Phylogenetic Comparative Analyses using Ontologies
A major goal of the SCATE project is to leverage the power of ontologies and the Phenoscape Knowledgebase to assist in evolutionary analyses of trait evolution. For example, researchers may wish to estimate phylogenies from phenotypic data, reconstruct ancestral states, or estimate correlations between phenotypes. Borrowing from molecular sequence data, the methods used for conducting such analyses typically make a series of assumptions that are very poorly suited for phenotypic data. For example, a common assumption is that every character in a character matrix is independent of each other. Phenotypic characters regularly violate this principle. By leveraging the information in phenotypic ontologies, we can correctly model character evolution by accounting for the dependencies of structures among each other.
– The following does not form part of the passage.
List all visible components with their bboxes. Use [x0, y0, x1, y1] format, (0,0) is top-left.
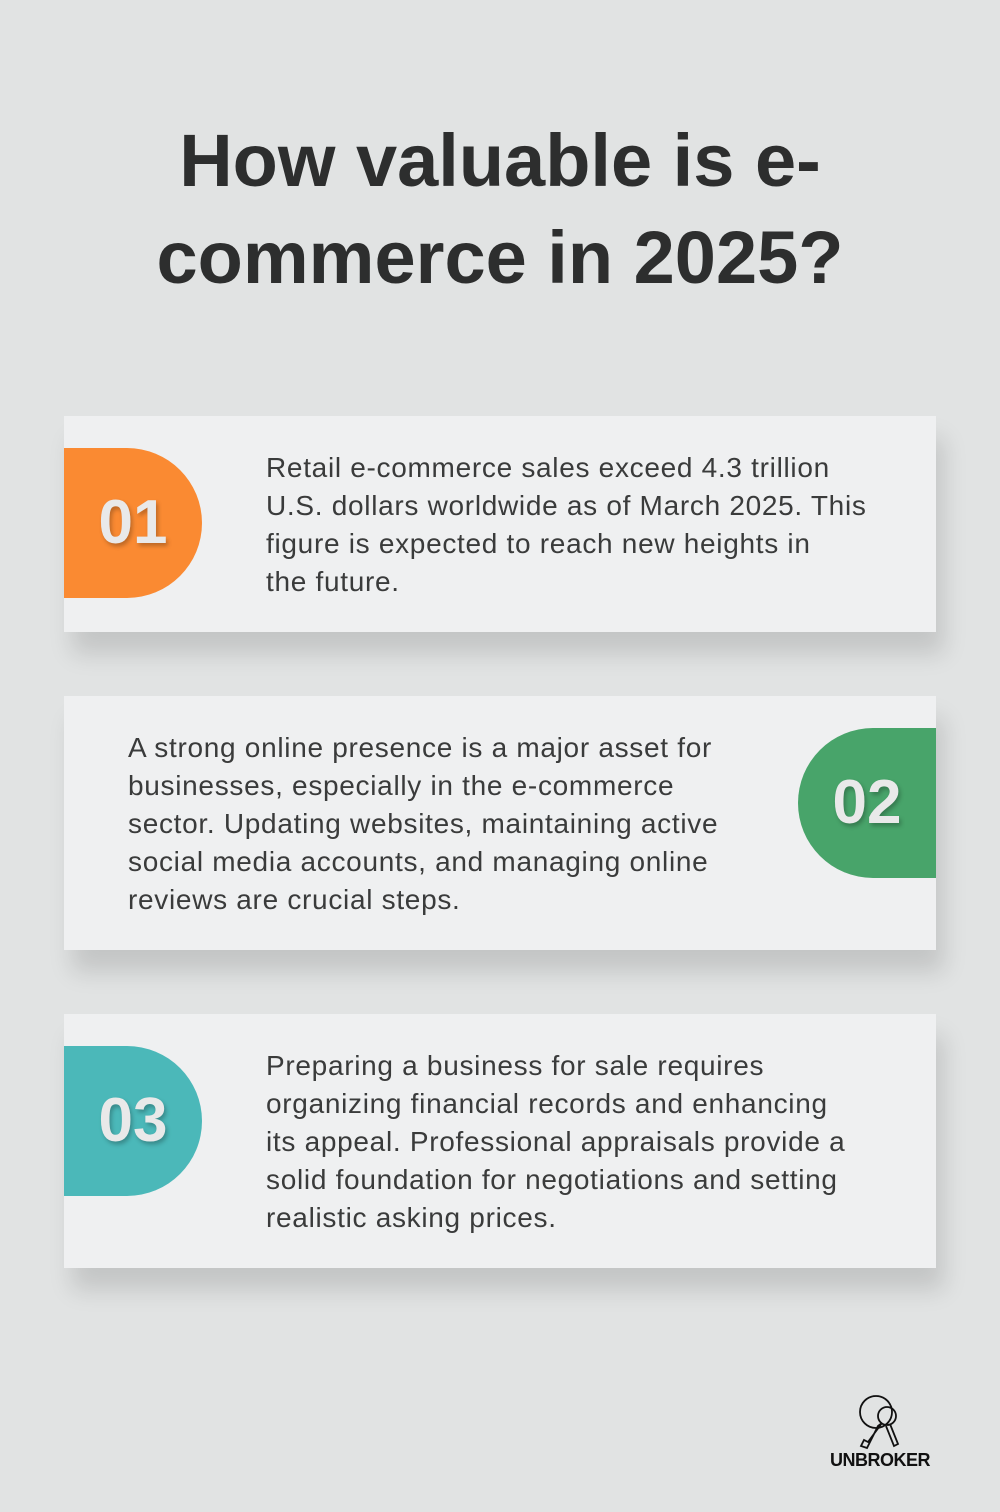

Furthermore, metrics such as semantic similarity can provide useful data that can be integrated into many steps in a phylogenetic comparative analysis.
Structured Markov Models
Ontologies provide knowledge of dependencies among traits. For example, the _humerus_ is a bone that is _part of_ the _forelimb_. Thus, the presence of a _humerus_ depends on the presence of a _forelimb_. Treating these as independent characters can result in, for example, ancestral reconstructions in which an organism has a humerus, but lacks a forelimb. Such dependencies can be built into how we model traits by making use of structured markov models (Tarasov, 2018). By structuring the dependencies among traits (as described by Tarasov, 2018), we can reconstruct not only individual traits, but entire ancestral anatomies in a logically consistent framework. We have developed a stochastic mapping pipeline called _PARAMO_ (Tarasov et al. 2019) that allows users to reconstruct ancestral anatomies, seamlessly moving between levels of anatomical hierarchy to query the phenome and ask questions about evolutionary rates, ancestral states, and character evolution.